Tre nuovi primari al Ramazzini e uno studio di fattibilità sul passaggio a livello La Giunta traccia il quadro del lavoro svolto e si prepara alle elezioni 2019

«Illuminazione pubblica, acquedotto, sistema di raccolta rifiuti: le nostre sono le tre infrastrutture più moderne. Questi sono i punti per cui vorrei che il mio mandato fosse ricordato, insieme al valore tributato alla Memoria e all’ex Campo di Fossoli». Profumano di ricandidatura anche se non proprio imminente, in dirittura d’arrivo, nel 2019, le parole del sindaco Alberto Bellelli che, ieri mattina, insieme alla Giunta, ha tracciato il bilancio dopo tre anni e mezzo di mandato allo spazio giovani Ma c’è. Il documento, suddiviso per capitoli, con cui le attività della Giunta vengono documentate, si intitola: #dalfinestrino. Un viaggio ideale percorso dal sindaco, come quello affrontato in pullman durante la campagna elettorale del 2014 che parte dalla zona industriale, emblema identitario del lavoro, e arrivo fino al centro storico, simbolo della bellezza.

SANITÀ. «Io e il sindaco di Mirandola, Maino Benatti, stiamo preparando una lettera alla direzione sanitaria - ha aggiunto il sindaco - Otorino, Nefrologia e Neurologia hanno bisogno di certificare le loro strutture complesse. Significa che necessitano di primari. A gennaio inizierà il cantiere della casa della salute ed entro la fine del 2017 si concluderà la gara per l’affidamento del contratto per la realizzazione del care residence. Stiamo approntando, inoltre, sei percorsi ad hoc per le dimissioni di pazienti “fragili” dall’ospedale, per sostenere le famiglie e ridurre l’impatto di situazioni ad alta complessità. Per quanto riguarda la carenza di personale tra infermieri e operatori socio sanitari del Ramazzini, l’assessore alla sanità Daniela Depietri spiega che l’attenzione «resta altissima affinché la sanità mantenga gli impegni presi».

VIABILITÀ. Uno dei nodi più complessi da risolvere è il passaggio a livello di Cibeno: infrastruttura che crea lamentele per i lunghi tempi d’attesa con le sbarre abbassate e il conseguente inquinamento. «Il bilancio che stiamo per presentare contiene cifre stanziate per uno studio di fattibilità - commenta l’assessore Simone Tosi - Arriveremo a fine mandato con una soluzione per il superamento del passaggio a livello». Questo partendo dal presupposto che eliminando la barriera non si risolve automaticamente il problema, ma si rischia l’intasamento su via Roosevelt. Sotto al passaggio a livello, poi, ci sono due canali di cui occorrerà tenere conto.

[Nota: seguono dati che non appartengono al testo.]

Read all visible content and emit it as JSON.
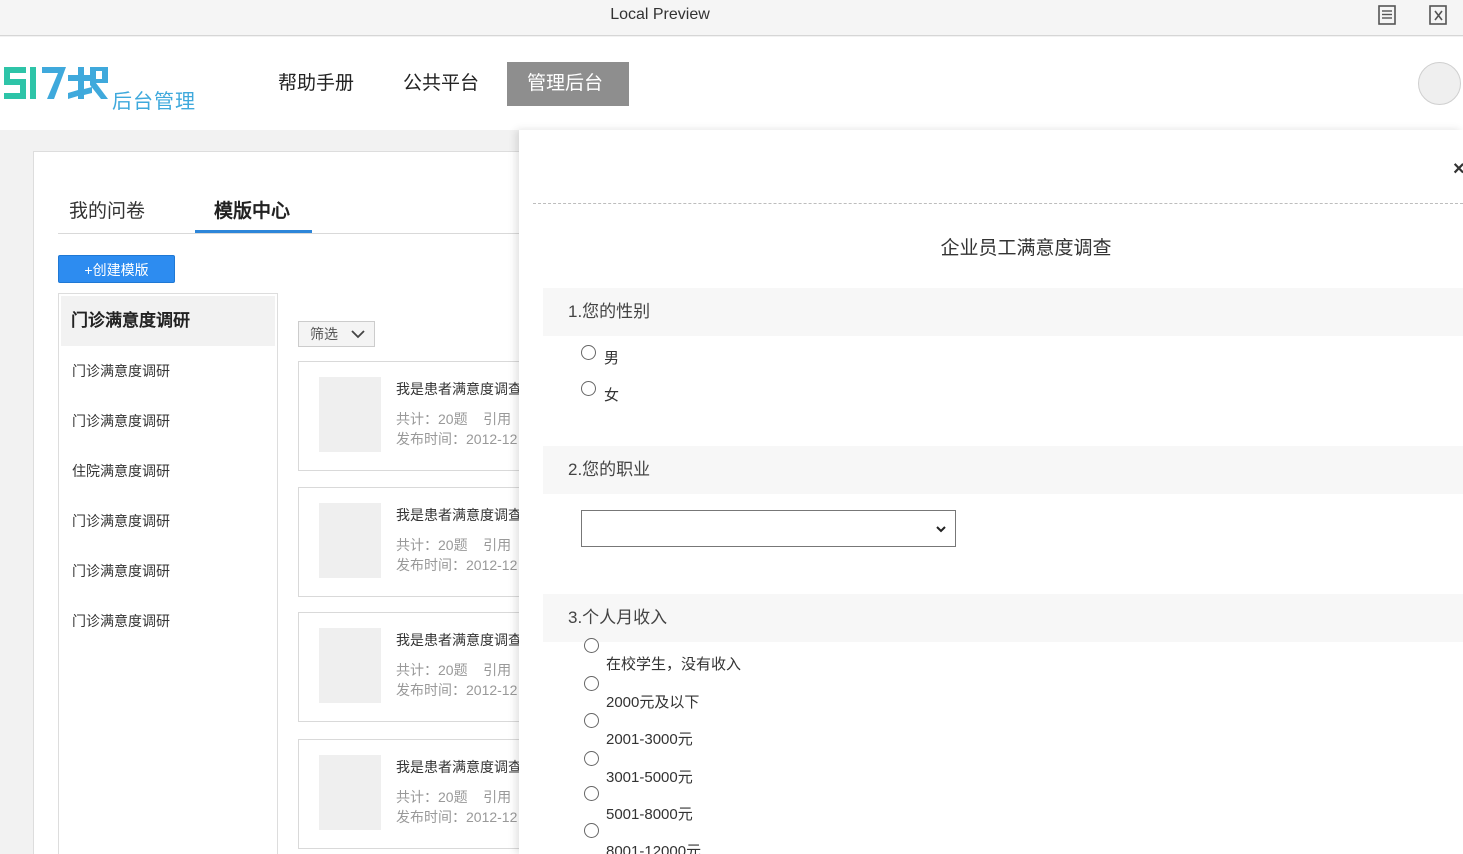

ISTRUZIONE. La Regione ha deliberato lo stanziamento di fondi importanti per la fascia d’età dei bambini che frequentano nidi e scuole d’infanzia. «I fondi saranno suddivisi in base al numero di posti nei nidi presenti sul territorio - spiega l’assessore Stefania Gasparini - Potremo abbassare le rette per la fascia che va da 0 a 3 anni». Confermato anche l’anno prossimo, poi, il progetto per i bambini da 2 a 6 anni sperimentato alle scuole d’infanzia comunali Peter Pan e all’Arcobaleno. «Il progetto ha ottenuto un gradimento molto alto - chiude Gasparini - I bambini fanno così parte della stessa classe dai 2 ai 6 anni».

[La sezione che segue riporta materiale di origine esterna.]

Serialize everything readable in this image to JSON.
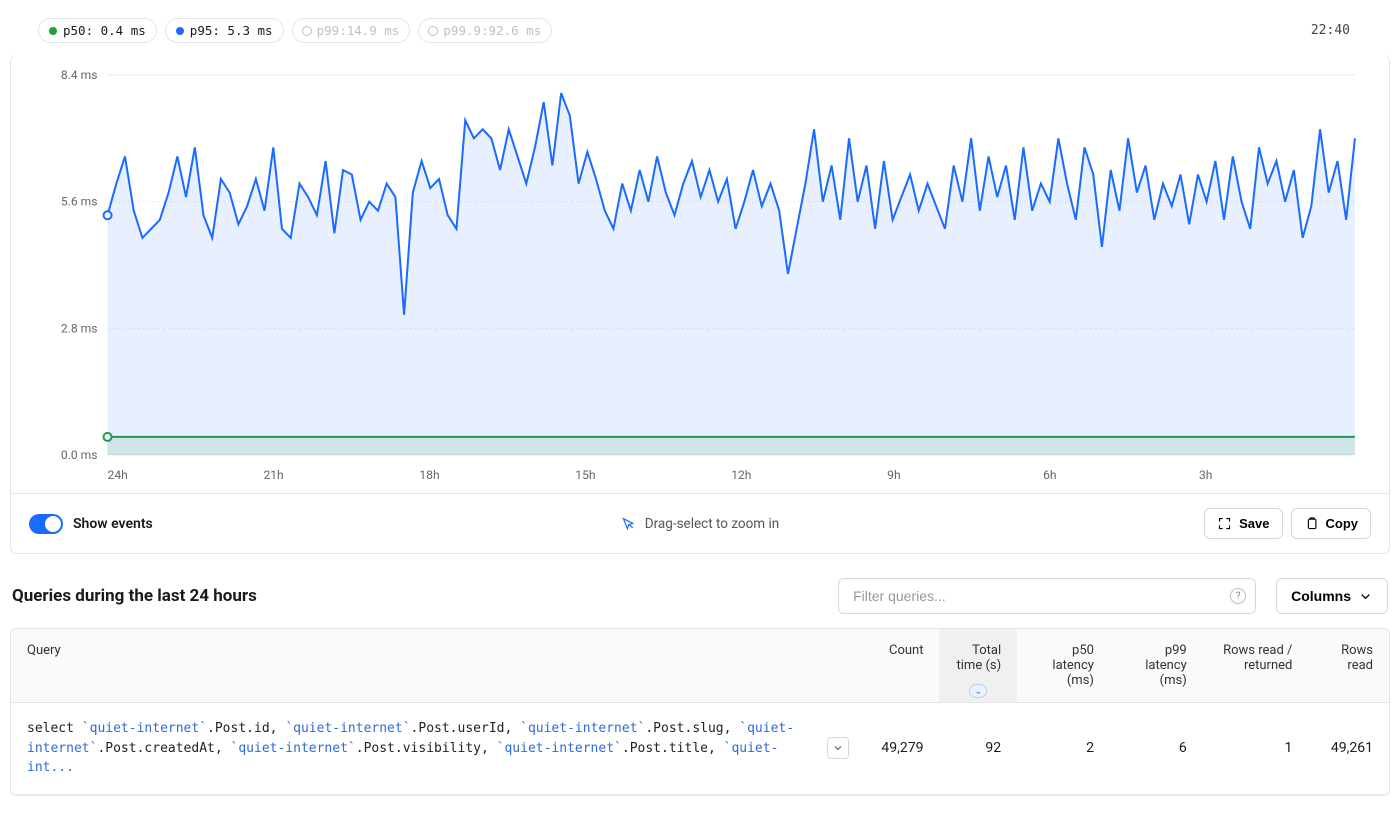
{
  "colors": {
    "p50": "#1f9e3e",
    "p95": "#1a6bff",
    "p99": "#b59cf0",
    "p999": "#f28a5a"
  },
  "legend": {
    "p50_label": "p50: 0.4 ms",
    "p95_label": "p95: 5.3 ms",
    "p99_label": "p99:14.9 ms",
    "p999_label": "p99.9:92.6 ms"
  },
  "time_label": "22:40",
  "chart_data": {
    "type": "line",
    "xlabel": "",
    "ylabel": "",
    "ylim": [
      0.0,
      8.4
    ],
    "y_ticks": [
      "0.0 ms",
      "2.8 ms",
      "5.6 ms",
      "8.4 ms"
    ],
    "x_ticks": [
      "24h",
      "21h",
      "18h",
      "15h",
      "12h",
      "9h",
      "6h",
      "3h"
    ],
    "series": [
      {
        "name": "p50",
        "values": [
          0.4,
          0.4,
          0.4,
          0.4,
          0.4,
          0.4,
          0.4,
          0.4,
          0.4,
          0.4,
          0.4,
          0.4,
          0.4,
          0.4,
          0.4,
          0.4,
          0.4,
          0.4,
          0.4,
          0.4,
          0.4,
          0.4,
          0.4,
          0.4,
          0.4,
          0.4,
          0.4,
          0.4,
          0.4,
          0.4,
          0.4,
          0.4,
          0.4,
          0.4,
          0.4,
          0.4,
          0.4,
          0.4,
          0.4,
          0.4,
          0.4,
          0.4,
          0.4,
          0.4,
          0.4,
          0.4,
          0.4,
          0.4,
          0.4,
          0.4,
          0.4,
          0.4,
          0.4,
          0.4,
          0.4,
          0.4,
          0.4,
          0.4,
          0.4,
          0.4,
          0.4,
          0.4,
          0.4,
          0.4,
          0.4,
          0.4,
          0.4,
          0.4,
          0.4,
          0.4,
          0.4,
          0.4,
          0.4,
          0.4,
          0.4,
          0.4,
          0.4,
          0.4,
          0.4,
          0.4,
          0.4,
          0.4,
          0.4,
          0.4,
          0.4,
          0.4,
          0.4,
          0.4,
          0.4,
          0.4,
          0.4,
          0.4,
          0.4,
          0.4,
          0.4,
          0.4,
          0.4,
          0.4,
          0.4,
          0.4,
          0.4,
          0.4,
          0.4,
          0.4,
          0.4,
          0.4,
          0.4,
          0.4,
          0.4,
          0.4,
          0.4,
          0.4,
          0.4,
          0.4,
          0.4,
          0.4,
          0.4,
          0.4,
          0.4,
          0.4,
          0.4,
          0.4,
          0.4,
          0.4,
          0.4,
          0.4,
          0.4,
          0.4,
          0.4,
          0.4,
          0.4,
          0.4,
          0.4,
          0.4,
          0.4,
          0.4,
          0.4,
          0.4,
          0.4,
          0.4,
          0.4,
          0.4,
          0.4,
          0.4
        ]
      },
      {
        "name": "p95",
        "values": [
          5.3,
          6.0,
          6.6,
          5.4,
          4.8,
          5.0,
          5.2,
          5.8,
          6.6,
          5.7,
          6.8,
          5.3,
          4.8,
          6.1,
          5.8,
          5.1,
          5.5,
          6.1,
          5.4,
          6.8,
          5.0,
          4.8,
          6.0,
          5.7,
          5.3,
          6.5,
          4.9,
          6.3,
          6.2,
          5.2,
          5.6,
          5.4,
          6.0,
          5.7,
          3.1,
          5.8,
          6.5,
          5.9,
          6.1,
          5.3,
          5.0,
          7.4,
          7.0,
          7.2,
          7.0,
          6.3,
          7.2,
          6.6,
          6.0,
          6.8,
          7.8,
          6.4,
          8.0,
          7.5,
          6.0,
          6.7,
          6.1,
          5.4,
          5.0,
          6.0,
          5.4,
          6.3,
          5.6,
          6.6,
          5.8,
          5.3,
          6.0,
          6.5,
          5.7,
          6.3,
          5.6,
          6.1,
          5.0,
          5.6,
          6.3,
          5.5,
          6.0,
          5.4,
          4.0,
          5.0,
          6.0,
          7.2,
          5.6,
          6.4,
          5.2,
          7.0,
          5.6,
          6.4,
          5.0,
          6.5,
          5.2,
          5.7,
          6.2,
          5.4,
          6.0,
          5.5,
          5.0,
          6.4,
          5.6,
          7.0,
          5.4,
          6.6,
          5.7,
          6.4,
          5.2,
          6.8,
          5.4,
          6.0,
          5.6,
          7.0,
          6.0,
          5.2,
          6.8,
          6.2,
          4.6,
          6.3,
          5.4,
          7.0,
          5.8,
          6.4,
          5.2,
          6.0,
          5.5,
          6.2,
          5.1,
          6.2,
          5.6,
          6.5,
          5.2,
          6.6,
          5.6,
          5.0,
          6.8,
          6.0,
          6.5,
          5.6,
          6.3,
          4.8,
          5.5,
          7.2,
          5.8,
          6.5,
          5.2,
          7.0
        ]
      }
    ]
  },
  "footer": {
    "toggle_label": "Show events",
    "hint": "Drag-select to zoom in",
    "save": "Save",
    "copy": "Copy"
  },
  "queries": {
    "title": "Queries during the last 24 hours",
    "filter_placeholder": "Filter queries...",
    "columns_btn": "Columns",
    "headers": {
      "query": "Query",
      "count": "Count",
      "total_time": "Total time (s)",
      "p50": "p50 latency (ms)",
      "p99": "p99 latency (ms)",
      "rows_ratio": "Rows read / returned",
      "rows_read": "Rows read"
    },
    "rows": [
      {
        "sql_parts": [
          {
            "t": "kw",
            "v": "select "
          },
          {
            "t": "db",
            "v": "`quiet-internet`"
          },
          {
            "t": "kw",
            "v": ".Post.id, "
          },
          {
            "t": "db",
            "v": "`quiet-internet`"
          },
          {
            "t": "kw",
            "v": ".Post.userId, "
          },
          {
            "t": "db",
            "v": "`quiet-internet`"
          },
          {
            "t": "kw",
            "v": ".Post.slug, "
          },
          {
            "t": "db",
            "v": "`quiet-internet`"
          },
          {
            "t": "kw",
            "v": ".Post.createdAt, "
          },
          {
            "t": "db",
            "v": "`quiet-internet`"
          },
          {
            "t": "kw",
            "v": ".Post.visibility, "
          },
          {
            "t": "db",
            "v": "`quiet-internet`"
          },
          {
            "t": "kw",
            "v": ".Post.title, "
          },
          {
            "t": "db",
            "v": "`quiet-int..."
          }
        ],
        "count": "49,279",
        "total_time": "92",
        "p50": "2",
        "p99": "6",
        "rows_ratio": "1",
        "rows_read": "49,261"
      }
    ]
  }
}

CANTIERI. I cantieri in centro storico, di competenza del vice sindaco Simone Morelli, sono numerosi e il 5 gennaio finiranno i lavori ai giardini dietro al teatro. Sempre in gennaio sarà operativo
il primo stralcio della sostituzione della condotta idrica che porta acqua dai pozzi di Fontana di Rubiera a Carpi. Un investimento che proseguirà con la sostituzione di parte dell’anello di distribuzione dell’acqua intorno alla città per concludersi con interventi nei singoli quartieri.